Erik hardly noticed as he took the man's hand and shook it. He didn't bother giving a name. What good would it do at this point?
"Would you mind, though, nurse?" Raoul said as politely as possible. "I'd like some time alone with her, if that's alright."
Of course it wasn't alright. Erik wanted to strangle the boy for even making such an insulting request! And yet – and yet –
And yet he had no hold of her. He was, as Raoul called him, just the nurse. That was the role he had presented himself as to Christine on their very first day together. What claim did he have to her?
He gazed at her face – and for a brief moment, through her struggled gasps for breath, her eyes locked on his too.
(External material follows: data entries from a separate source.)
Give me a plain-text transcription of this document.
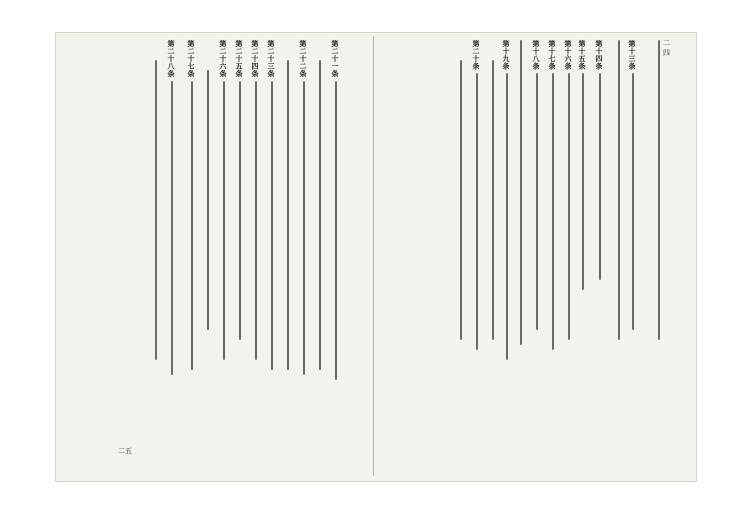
第十三条
第十四条
第十五条
第十六条
第十七条
第十八条
第十九条
第二十条	二四
第二十一条
第二十二条
第二十三条
第二十四条
第二十五条
第二十六条
第二十七条
第二十八条
二五
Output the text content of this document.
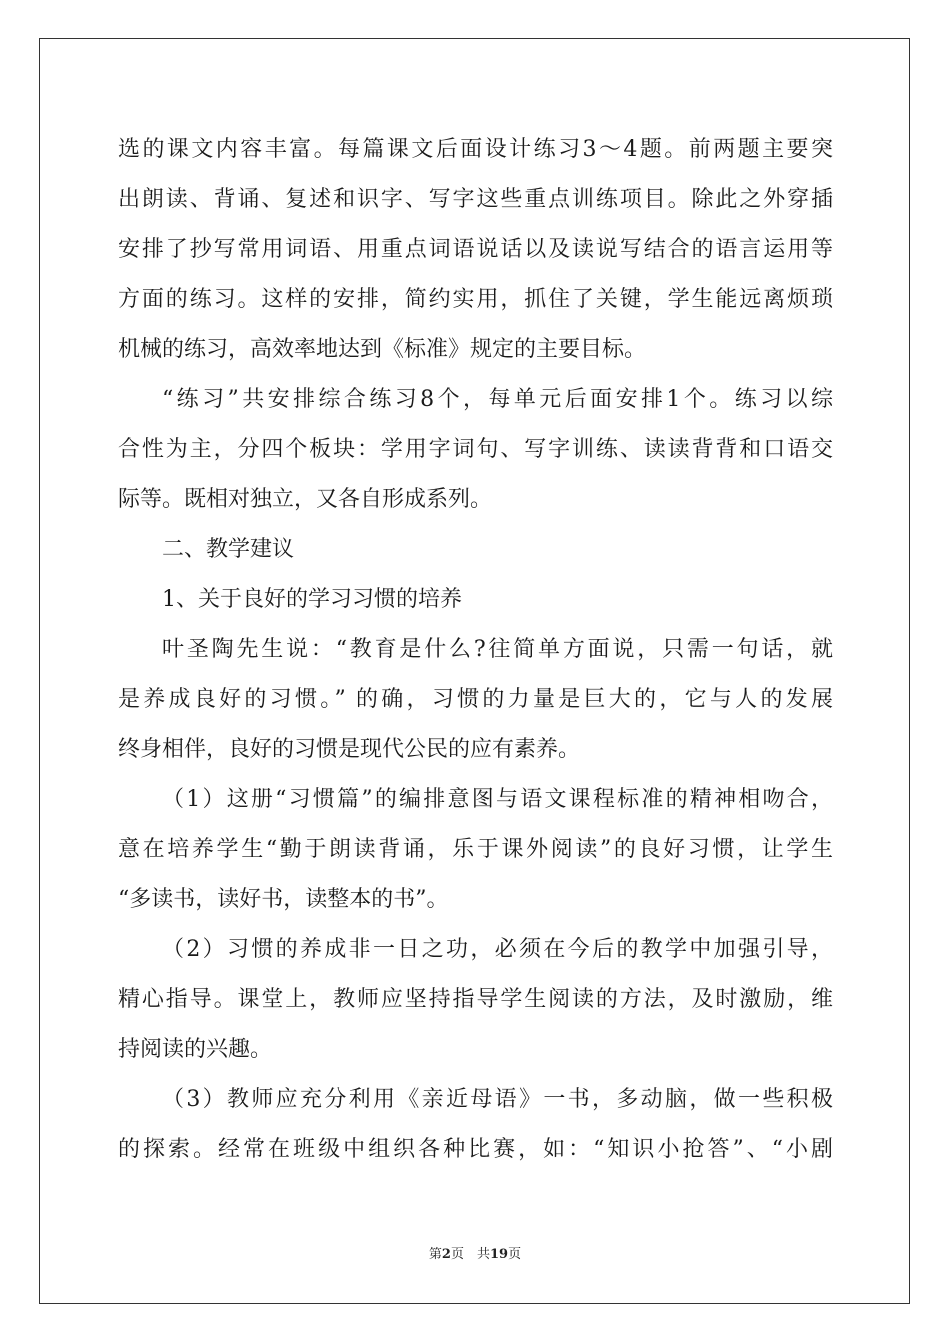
选的课文内容丰富。每篇课文后面设计练习3～4题。前两题主要突
出朗读、背诵、复述和识字、写字这些重点训练项目。除此之外穿插
安排了抄写常用词语、用重点词语说话以及读说写结合的语言运用等
方面的练习。这样的安排，简约实用，抓住了关键，学生能远离烦琐
机械的练习，高效率地达到《标准》规定的主要目标。
“练习”共安排综合练习8个，每单元后面安排1个。练习以综
合性为主，分四个板块：学用字词句、写字训练、读读背背和口语交
际等。既相对独立，又各自形成系列。
二、教学建议
1、关于良好的学习习惯的培养
叶圣陶先生说：“教育是什么?往简单方面说，只需一句话，就
是养成良好的习惯。” 的确，习惯的力量是巨大的，它与人的发展
终身相伴，良好的习惯是现代公民的应有素养。
（1）这册“习惯篇”的编排意图与语文课程标准的精神相吻合，
意在培养学生“勤于朗读背诵，乐于课外阅读”的良好习惯，让学生
“多读书，读好书，读整本的书”。
（2）习惯的养成非一日之功，必须在今后的教学中加强引导，
精心指导。课堂上，教师应坚持指导学生阅读的方法，及时激励，维
持阅读的兴趣。
（3）教师应充分利用《亲近母语》一书，多动脑，做一些积极
的探索。经常在班级中组织各种比赛，如：“知识小抢答”、“小剧
第2页　共19页
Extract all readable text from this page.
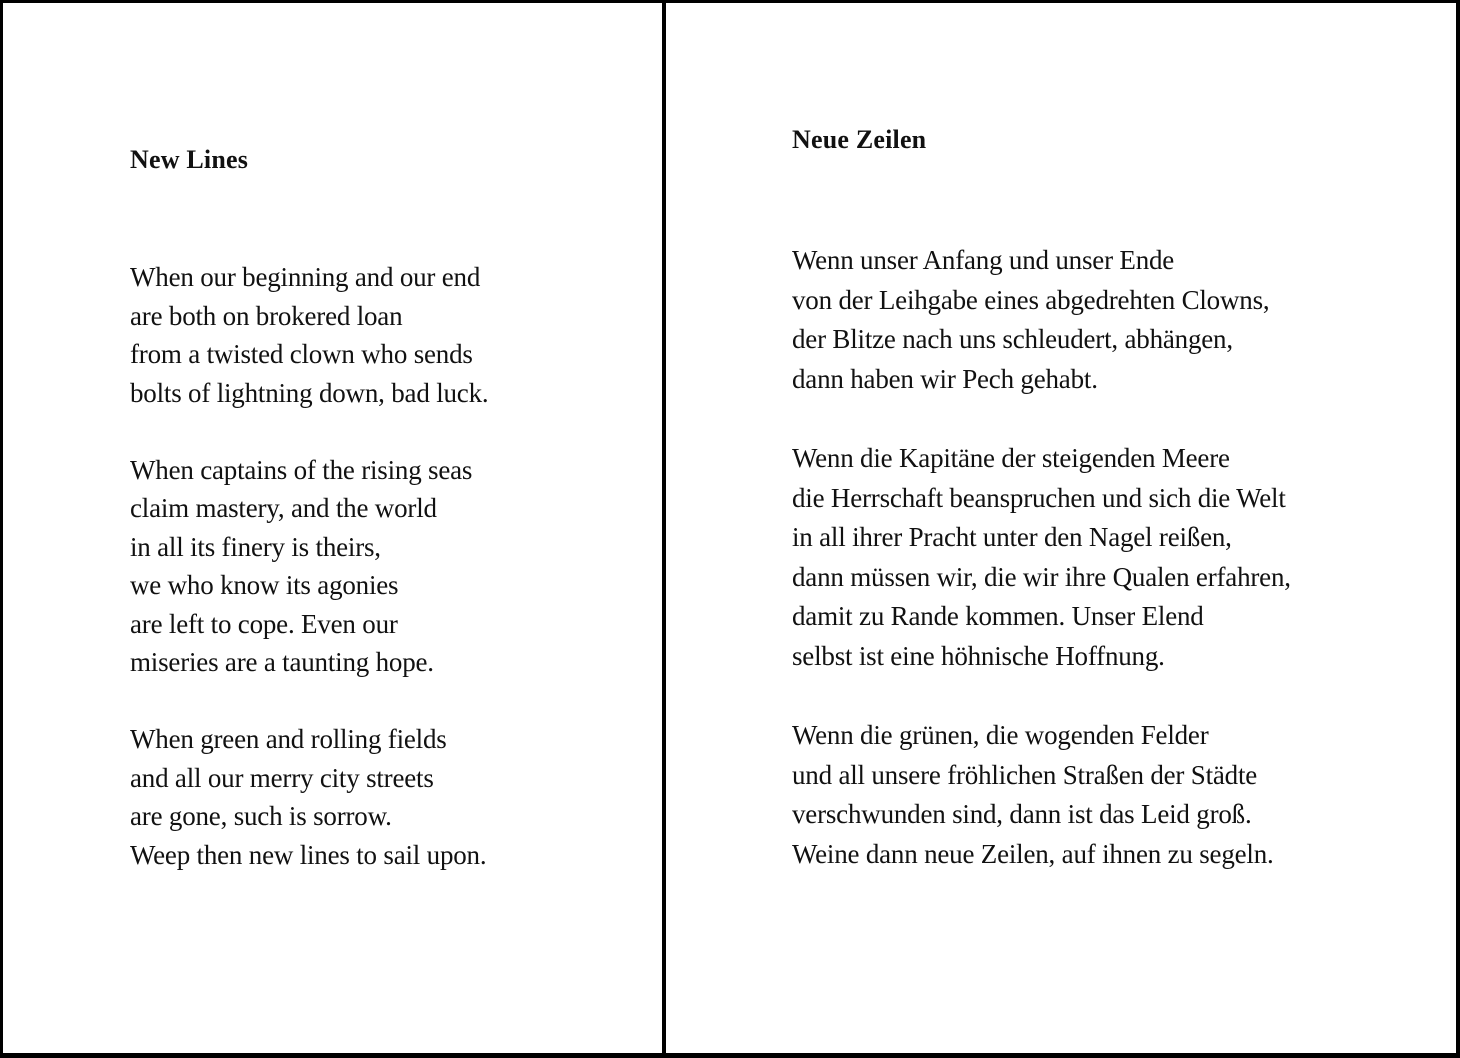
New Lines
When our beginning and our end
are both on brokered loan
from a twisted clown who sends
bolts of lightning down, bad luck.
When captains of the rising seas
claim mastery, and the world
in all its finery is theirs,
we who know its agonies
are left to cope. Even our
miseries are a taunting hope.
When green and rolling fields
and all our merry city streets
are gone, such is sorrow.
Weep then new lines to sail upon.
Neue Zeilen
Wenn unser Anfang und unser Ende
von der Leihgabe eines abgedrehten Clowns,
der Blitze nach uns schleudert, abhängen,
dann haben wir Pech gehabt.
Wenn die Kapitäne der steigenden Meere
die Herrschaft beanspruchen und sich die Welt
in all ihrer Pracht unter den Nagel reißen,
dann müssen wir, die wir ihre Qualen erfahren,
damit zu Rande kommen. Unser Elend
selbst ist eine höhnische Hoffnung.
Wenn die grünen, die wogenden Felder
und all unsere fröhlichen Straßen der Städte
verschwunden sind, dann ist das Leid groß.
Weine dann neue Zeilen, auf ihnen zu segeln.
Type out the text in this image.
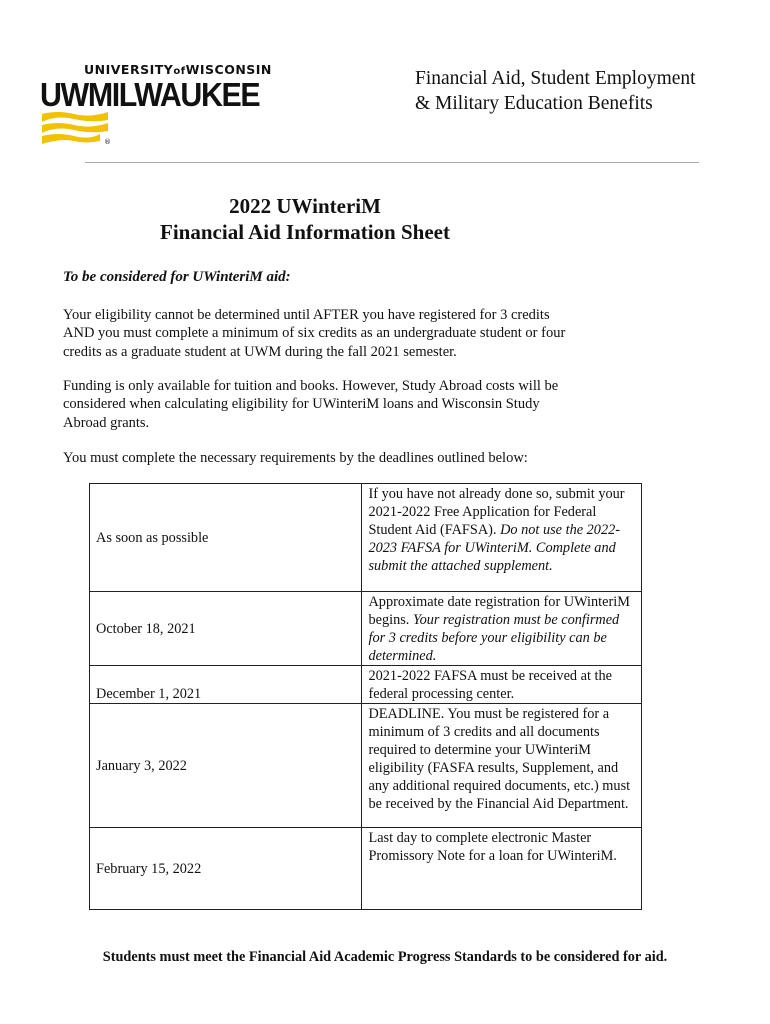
UNIVERSITYofWISCONSIN
UWMILWAUKEE
®
Financial Aid, Student Employment
& Military Education Benefits
2022 UWinteriM
Financial Aid Information Sheet
To be considered for UWinteriM aid:
Your eligibility cannot be determined until AFTER you have registered for 3 credits AND you must complete a minimum of six credits as an undergraduate student or four credits as a graduate student at UWM during the fall 2021 semester.
Funding is only available for tuition and books. However, Study Abroad costs will be considered when calculating eligibility for UWinteriM loans and Wisconsin Study Abroad grants.
You must complete the necessary requirements by the deadlines outlined below:
As soon as possible	If you have not already done so, submit your 2021-2022 Free Application for Federal Student Aid (FAFSA). Do not use the 2022-2023 FAFSA for UWinteriM. Complete and submit the attached supplement.
October 18, 2021	Approximate date registration for UWinteriM begins. Your registration must be confirmed for 3 credits before your eligibility can be determined.
December 1, 2021	2021-2022 FAFSA must be received at the federal processing center.
January 3, 2022	DEADLINE. You must be registered for a minimum of 3 credits and all documents required to determine your UWinteriM eligibility (FASFA results, Supplement, and any additional required documents, etc.) must be received by the Financial Aid Department.
February 15, 2022	Last day to complete electronic Master Promissory Note for a loan for UWinteriM.
Students must meet the Financial Aid Academic Progress Standards to be considered for aid.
I love you, Christine… I love you! Doesn't that mean anything?
Her eyes broke away, trailing to the other side of the bed to meet Raoul's, and Erik's heart finally shattered.
Nothing…?
Reluctantly he removed himself from the room. He didn't dare look back. Silently he trudged down the hall, feeling entirely separate from the rest of the world, and then at last Erik left the hospital entirely.